County election 2014 – Primary post-mortem


Sorry for not posting anything earlier about yesterday’s primary elections, but they were just too boring for me to get motivated. Anyway, here’s my post-mortem on the county commission and congressional races.

Harvey Ward sailed into office with the backing of the local Democratic Executive Committee’s political steamroller. OH, WAIT! That’s NOT what happened! How can that be???!!!!

First off, Ward may not have crossed the electability threshold I’ve described elsewhere. But more importantly, he completely ignored the first rule of running against an incumbent: you have to give voters a reasonable doubt that the incumbent should automatically be returned to office. Unless you do that at the outset, nothing else matters. Period.

This rule is proven by Ward’s relatively weak showing (41%) despite running an otherwise commendable campaign, and having the backing of the Democratic Party establishment in a party primary.

The case for not returning an incumbent to office has to be based on one or more of the following themes:

  • Been in office too long; it’s time for a change.
  • Too many broken promises.
  • Sides with a particular faction, against our interests.
  • Voted wrong on important issues.
  • Corruption.
  • Conspicuously poor judgment in statements and actions.
  • Embarrasses us constituents.

Sometimes an incumbent will be so guilty of one or more of these transgressions that voters will need little reminding, but that’s a rarity and a luxury.

Ward didn’t broach any of these charges, much less build a convincing case. A challenger simply can’t run as if they’re on an equal footing with an incumbent. No one has ever made a successful run on a theme of “The incumbent’s okay, but I’ll be even better.”

If you’re a candidate and someone in your campaign’s inner circle objects to this strategy on the grounds that “It’s too negative – we don’t want to go there,” then you need to replace them immediately, as they’re probably full of other toxic political advice. If your campaign gives the impression the person you’re running against isn’t so bad, the obvious question a voter you need to persuade would ask is, “Then why are you running?” Great question.


Proving that it’s not enough to simply raise one of the themes, you have to go on and convince voters of it, witness the Jake Rush versus Ted Yoho fiasco.

Rush’s initial volley was something along the lines of “Ted Yoho hasn’t been as bat guano crazy as he promised he’d be, and I will.” By a 4-to-1 margin, voters found Yoho to be just the right amount of bat guano crazy, and Rush perhaps too much so.

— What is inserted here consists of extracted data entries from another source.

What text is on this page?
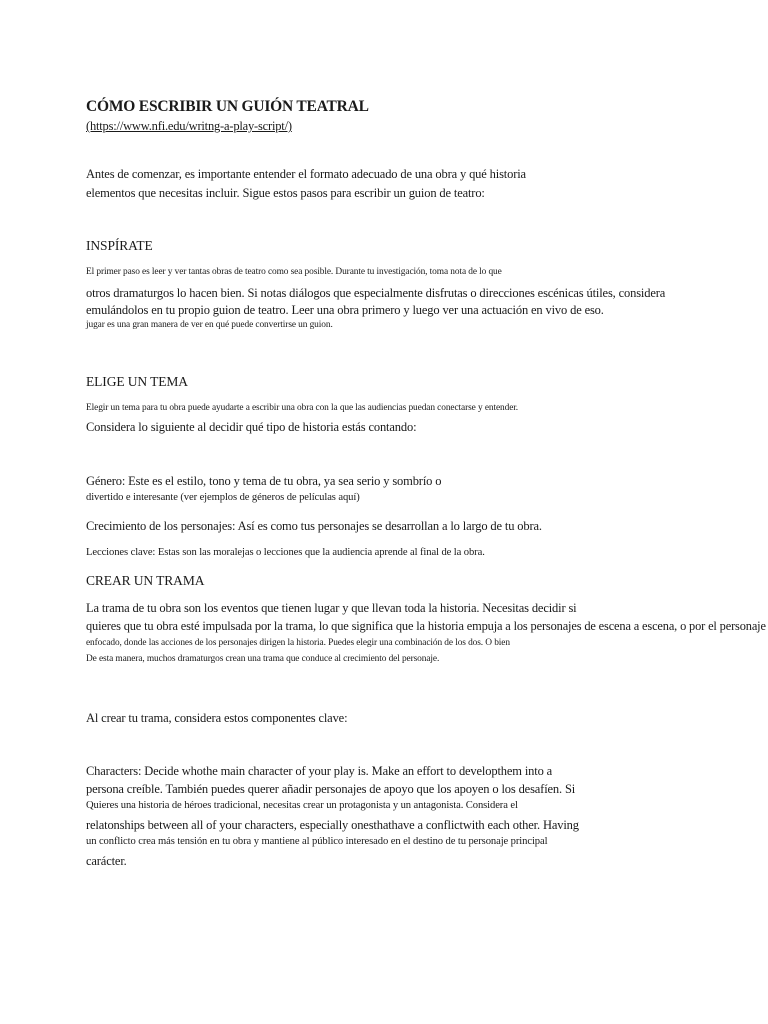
CÓMO ESCRIBIR UN GUIÓN TEATRAL
(https://www.nfi.edu/writng-a-play-script/)
Antes de comenzar, es importante entender el formato adecuado de una obra y qué historia
elementos que necesitas incluir. Sigue estos pasos para escribir un guion de teatro:
INSPÍRATE
El primer paso es leer y ver tantas obras de teatro como sea posible. Durante tu investigación, toma nota de lo que
otros dramaturgos lo hacen bien. Si notas diálogos que especialmente disfrutas o direcciones escénicas útiles, considera
emulándolos en tu propio guion de teatro. Leer una obra primero y luego ver una actuación en vivo de eso.
jugar es una gran manera de ver en qué puede convertirse un guion.
ELIGE UN TEMA
Elegir un tema para tu obra puede ayudarte a escribir una obra con la que las audiencias puedan conectarse y entender.
Considera lo siguiente al decidir qué tipo de historia estás contando:
Género: Este es el estilo, tono y tema de tu obra, ya sea serio y sombrío o
divertido e interesante (ver ejemplos de géneros de películas aquí)
Crecimiento de los personajes: Así es como tus personajes se desarrollan a lo largo de tu obra.
Lecciones clave: Estas son las moralejas o lecciones que la audiencia aprende al final de la obra.
CREAR UN TRAMA
La trama de tu obra son los eventos que tienen lugar y que llevan toda la historia. Necesitas decidir si
quieres que tu obra esté impulsada por la trama, lo que significa que la historia empuja a los personajes de escena a escena, o por el personaje
enfocado, donde las acciones de los personajes dirigen la historia. Puedes elegir una combinación de los dos. O bien
De esta manera, muchos dramaturgos crean una trama que conduce al crecimiento del personaje.
Al crear tu trama, considera estos componentes clave:
Characters: Decide whothe main character of your play is. Make an effort to developthem into a
persona creíble. También puedes querer añadir personajes de apoyo que los apoyen o los desafíen. Si
Quieres una historia de héroes tradicional, necesitas crear un protagonista y un antagonista. Considera el
relatonships between all of your characters, especially onesthathave a conflictwith each other. Having
un conflicto crea más tensión en tu obra y mantiene al público interesado en el destino de tu personaje principal
carácter.
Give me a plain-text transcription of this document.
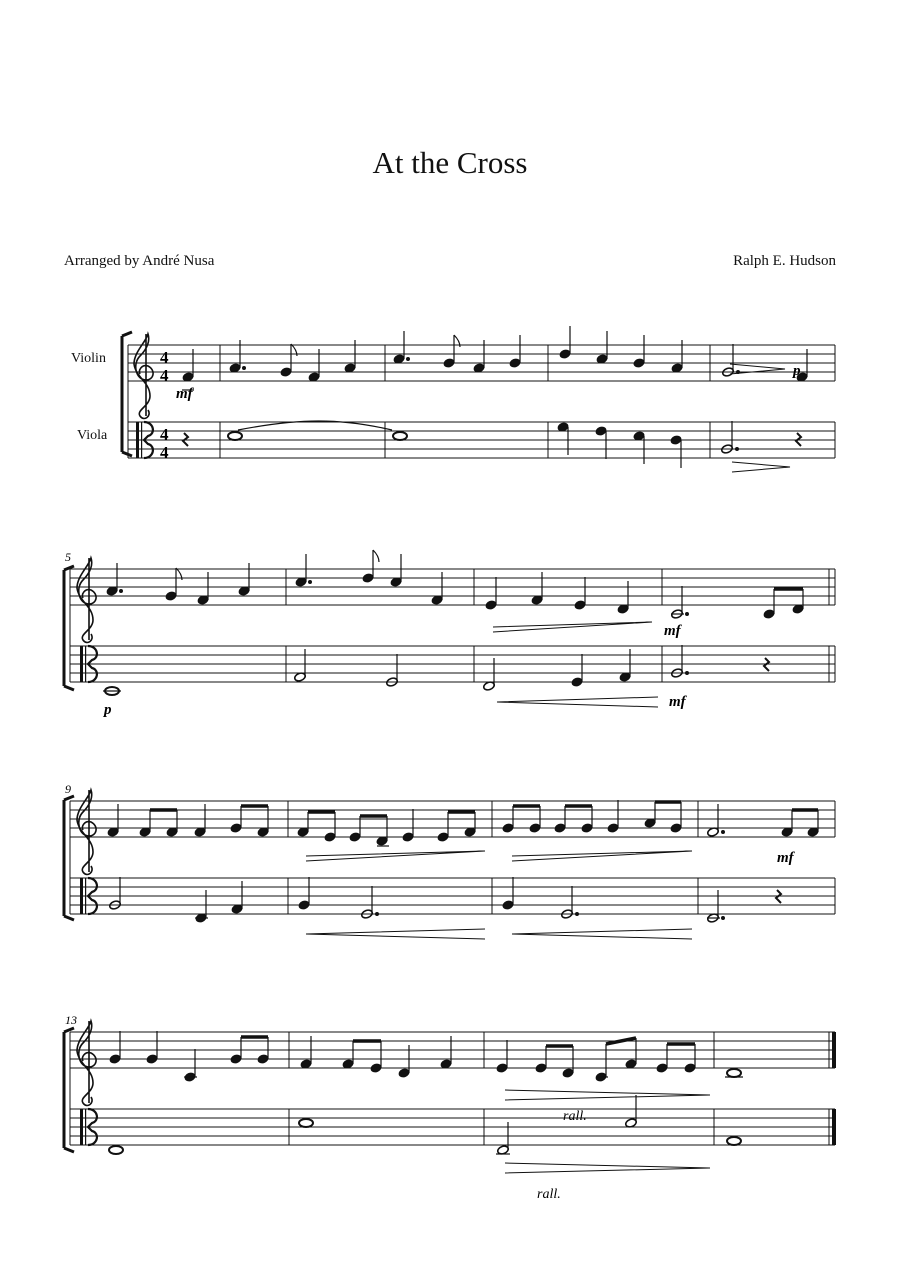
At the Cross
Arranged by André Nusa	Ralph E. Hudson
Violin
Viola
4
4
4
4
mf
p
5
mf
p	mf
9
mf
13
rall.
rall.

In addition, remember that Yoho ousted Cliff Stearns, a 24-year incumbent, on the basis that he’d been in office too long and had become part of the go-along-to-get-along establishment, despite the fact that Stearns was one of the most uncompromising conservative ideologues in Congress.

This just shows that the anti-incumbent message doesn’t have to be factual, as long as you can get people to believe it. Stearns aided in his own demise by not actively confronting those charges. Like most incumbents who lose, he overestimated his invincibility (he was running in a newly-drawn district made up of many voters he’d never represented before).


And finally, the Ken Cornell versus Kevin Thorpe county commission race was a soft referendum on the Plum Creek development proposal, with Plum Creek losing. The face-off between Cornell and John Martin in the general election promises to be no-holds-barred, full-contact blood sport.

The big question in the coming contest: will black voters abandon the Democrat Cornell to vote for Tea Party Republican Martin, who vigorously supports Plum Creek but otherwise opposes most of their core issues?

(BTW, Cornell’s victory also shows the electability value of having run a campaign once before, albeit unsuccessfully, while Martin’s previous races show the futility of running over and over, after the voters have made it clear they’re not buying what you’re selling. But Cornell still has to stand up to the big bully if he wants to win in November.)